Ana María Mestre García (born 8 July 1981) is a Spanish politician of the People's Party. She has been a member of the Parliament of Andalusia from 2012 to 2019 and again since 2022, and was elected president of the Parliament of Andalusia in 2026. She was a city councillor in Cádiz (2007–2012) and Sanlúcar de Barrameda (2015–2019).

==Biography==
Born in Jerez de la Frontera in Andalusia, Mestre became president of the New Generations of the People's Party (NNGG) her hometown in 2002 and in the Province of Cádiz from 2004 to 2006. She was elected to the city council of Cádiz in 2007, serving as the councillor in charge of education in the administration of mayor Teófila Martínez. Mestre left the Cádiz city council after being elected to the Parliament of Andalusia in the 2012 Andalusian regional election.

Mestre was the PP candidate for mayor of Sanlúcar de Barrameda in the 2015 Spanish local elections, losing to the Spanish Socialist Workers' Party (PSOE). She did not run again in 2019.

Mestre resigned from the regional parliament in February 2019 after being named the Regional Government of Andalusia's delegate in the province of Cádiz; her seat was taken by her cousin Bruno García.
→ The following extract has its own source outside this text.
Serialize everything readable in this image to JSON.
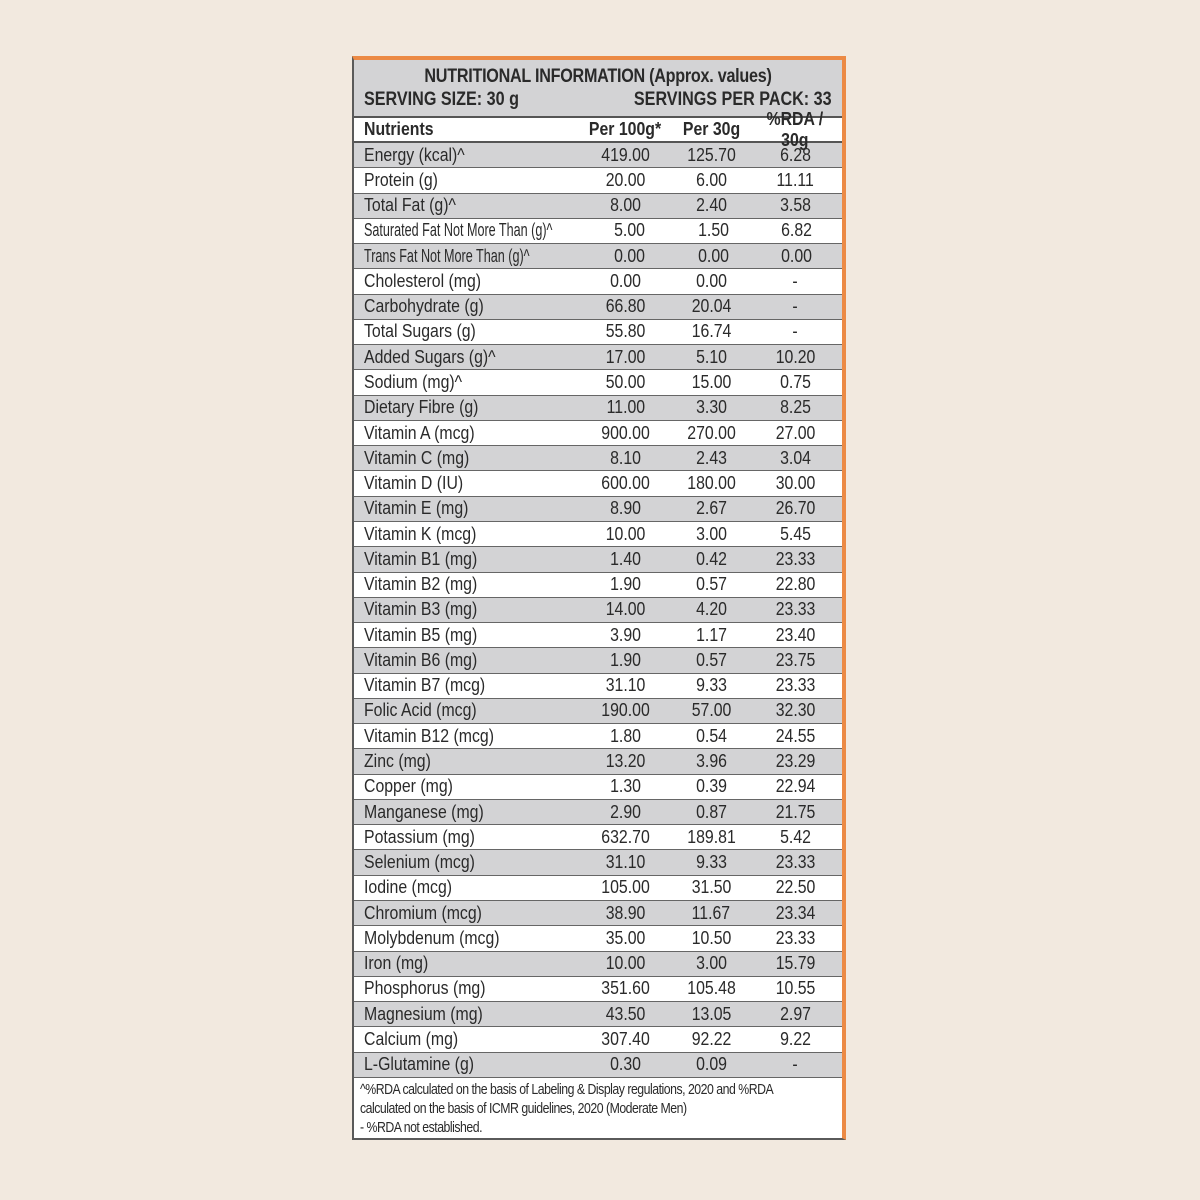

In the 2022 Andalusian regional election, she led the PP list in the Cádiz constituency with García in second. The party took 8 of the 15 available seats. Her party formed government and named Jesús Aguirre as president of the Parliament of Andalusia, the role of speaker, with Mestre as vice president.
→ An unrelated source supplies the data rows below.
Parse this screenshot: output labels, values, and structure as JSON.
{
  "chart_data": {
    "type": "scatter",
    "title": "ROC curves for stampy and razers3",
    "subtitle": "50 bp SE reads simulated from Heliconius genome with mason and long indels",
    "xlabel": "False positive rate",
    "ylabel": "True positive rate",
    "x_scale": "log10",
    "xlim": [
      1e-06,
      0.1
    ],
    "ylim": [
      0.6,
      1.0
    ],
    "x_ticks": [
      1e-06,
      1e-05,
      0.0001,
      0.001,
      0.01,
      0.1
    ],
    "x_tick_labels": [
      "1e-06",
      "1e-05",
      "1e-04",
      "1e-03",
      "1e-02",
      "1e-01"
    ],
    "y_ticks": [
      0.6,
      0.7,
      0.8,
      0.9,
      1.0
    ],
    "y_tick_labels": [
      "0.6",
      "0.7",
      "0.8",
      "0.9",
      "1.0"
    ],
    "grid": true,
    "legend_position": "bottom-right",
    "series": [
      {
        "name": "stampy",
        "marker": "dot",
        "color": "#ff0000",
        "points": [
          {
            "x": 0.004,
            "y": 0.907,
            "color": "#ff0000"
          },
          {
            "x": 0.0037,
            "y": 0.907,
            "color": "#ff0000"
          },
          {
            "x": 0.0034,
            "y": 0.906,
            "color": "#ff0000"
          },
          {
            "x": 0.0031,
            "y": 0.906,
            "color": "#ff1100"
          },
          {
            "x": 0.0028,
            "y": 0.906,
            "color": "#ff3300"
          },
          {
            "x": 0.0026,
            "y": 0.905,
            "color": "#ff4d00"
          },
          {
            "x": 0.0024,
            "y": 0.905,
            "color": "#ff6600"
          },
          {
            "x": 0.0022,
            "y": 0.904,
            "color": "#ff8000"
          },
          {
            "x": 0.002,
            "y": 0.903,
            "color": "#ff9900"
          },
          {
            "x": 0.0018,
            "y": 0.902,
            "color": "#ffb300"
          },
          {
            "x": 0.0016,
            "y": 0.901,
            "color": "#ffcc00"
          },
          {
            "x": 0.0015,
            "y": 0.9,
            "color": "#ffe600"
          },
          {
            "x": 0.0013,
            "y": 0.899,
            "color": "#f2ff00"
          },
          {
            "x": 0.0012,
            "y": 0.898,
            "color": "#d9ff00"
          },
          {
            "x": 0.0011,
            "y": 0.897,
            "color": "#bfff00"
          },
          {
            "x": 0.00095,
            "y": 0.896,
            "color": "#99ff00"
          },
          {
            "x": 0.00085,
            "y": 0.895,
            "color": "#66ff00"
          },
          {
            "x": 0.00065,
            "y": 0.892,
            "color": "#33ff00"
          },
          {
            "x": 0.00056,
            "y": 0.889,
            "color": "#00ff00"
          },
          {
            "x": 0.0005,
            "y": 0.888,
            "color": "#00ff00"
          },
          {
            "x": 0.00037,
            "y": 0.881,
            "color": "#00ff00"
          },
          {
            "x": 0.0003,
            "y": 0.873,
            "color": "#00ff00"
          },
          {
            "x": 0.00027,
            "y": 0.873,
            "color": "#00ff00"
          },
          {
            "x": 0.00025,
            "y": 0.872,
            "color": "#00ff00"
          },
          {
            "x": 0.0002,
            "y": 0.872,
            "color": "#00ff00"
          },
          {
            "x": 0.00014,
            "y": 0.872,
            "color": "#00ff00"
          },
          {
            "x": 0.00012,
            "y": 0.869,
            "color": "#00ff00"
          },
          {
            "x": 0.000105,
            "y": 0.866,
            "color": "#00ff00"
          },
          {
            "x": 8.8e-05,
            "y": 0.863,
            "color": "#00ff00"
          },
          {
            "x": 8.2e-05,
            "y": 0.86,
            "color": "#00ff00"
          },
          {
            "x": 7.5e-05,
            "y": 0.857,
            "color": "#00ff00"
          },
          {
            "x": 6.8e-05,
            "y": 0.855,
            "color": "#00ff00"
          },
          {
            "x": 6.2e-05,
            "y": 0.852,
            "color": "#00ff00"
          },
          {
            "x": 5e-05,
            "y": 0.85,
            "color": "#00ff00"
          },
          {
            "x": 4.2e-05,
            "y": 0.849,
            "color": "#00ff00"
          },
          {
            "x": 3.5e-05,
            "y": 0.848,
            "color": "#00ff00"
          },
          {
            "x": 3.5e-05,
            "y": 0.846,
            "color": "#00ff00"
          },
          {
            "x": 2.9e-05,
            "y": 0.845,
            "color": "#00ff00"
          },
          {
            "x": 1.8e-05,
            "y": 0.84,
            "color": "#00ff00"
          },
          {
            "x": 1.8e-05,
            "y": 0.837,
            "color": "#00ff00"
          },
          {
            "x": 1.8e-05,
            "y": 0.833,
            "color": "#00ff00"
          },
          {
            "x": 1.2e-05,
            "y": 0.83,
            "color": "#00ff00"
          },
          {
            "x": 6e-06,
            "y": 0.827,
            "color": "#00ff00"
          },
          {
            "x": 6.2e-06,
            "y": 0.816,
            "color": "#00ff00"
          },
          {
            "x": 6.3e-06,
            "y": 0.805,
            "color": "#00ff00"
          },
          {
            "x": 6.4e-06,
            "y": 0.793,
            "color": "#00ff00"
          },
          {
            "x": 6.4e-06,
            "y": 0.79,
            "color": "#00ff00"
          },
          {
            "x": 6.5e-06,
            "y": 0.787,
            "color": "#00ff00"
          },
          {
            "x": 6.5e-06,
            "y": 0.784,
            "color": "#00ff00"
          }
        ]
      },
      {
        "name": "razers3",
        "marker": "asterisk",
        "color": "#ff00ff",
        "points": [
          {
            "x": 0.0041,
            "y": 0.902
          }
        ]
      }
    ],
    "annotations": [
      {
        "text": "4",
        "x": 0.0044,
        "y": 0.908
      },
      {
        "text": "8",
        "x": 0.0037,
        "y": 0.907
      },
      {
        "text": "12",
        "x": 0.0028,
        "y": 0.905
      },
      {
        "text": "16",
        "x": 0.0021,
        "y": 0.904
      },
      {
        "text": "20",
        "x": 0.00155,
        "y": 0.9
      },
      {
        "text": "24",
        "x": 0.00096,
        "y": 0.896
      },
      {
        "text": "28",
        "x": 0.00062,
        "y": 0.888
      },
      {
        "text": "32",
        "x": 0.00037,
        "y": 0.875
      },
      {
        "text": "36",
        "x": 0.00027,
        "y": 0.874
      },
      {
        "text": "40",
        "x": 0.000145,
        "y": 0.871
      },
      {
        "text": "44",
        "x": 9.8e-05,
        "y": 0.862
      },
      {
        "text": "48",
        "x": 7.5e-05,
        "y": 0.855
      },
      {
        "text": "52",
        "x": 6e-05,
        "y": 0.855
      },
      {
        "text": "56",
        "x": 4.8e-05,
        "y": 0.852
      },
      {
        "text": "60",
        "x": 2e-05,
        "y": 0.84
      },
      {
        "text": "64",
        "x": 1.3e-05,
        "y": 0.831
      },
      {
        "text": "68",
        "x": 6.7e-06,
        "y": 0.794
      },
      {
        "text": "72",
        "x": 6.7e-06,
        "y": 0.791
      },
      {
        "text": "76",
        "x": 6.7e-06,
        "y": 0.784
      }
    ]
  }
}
In the 2026 Andalusian regional election, Mestre was second on the PP list in Cádiz, behind Antonio Sanz. Her party took seven of 15 seats. The PP came first but lost its majority, forming a government with Vox; for Vox's Cristina Peláez to take the role as vice president of the parliament, Aguirre resigned and was appointed to the Senate of Spain, while Mestre was promoted to his office.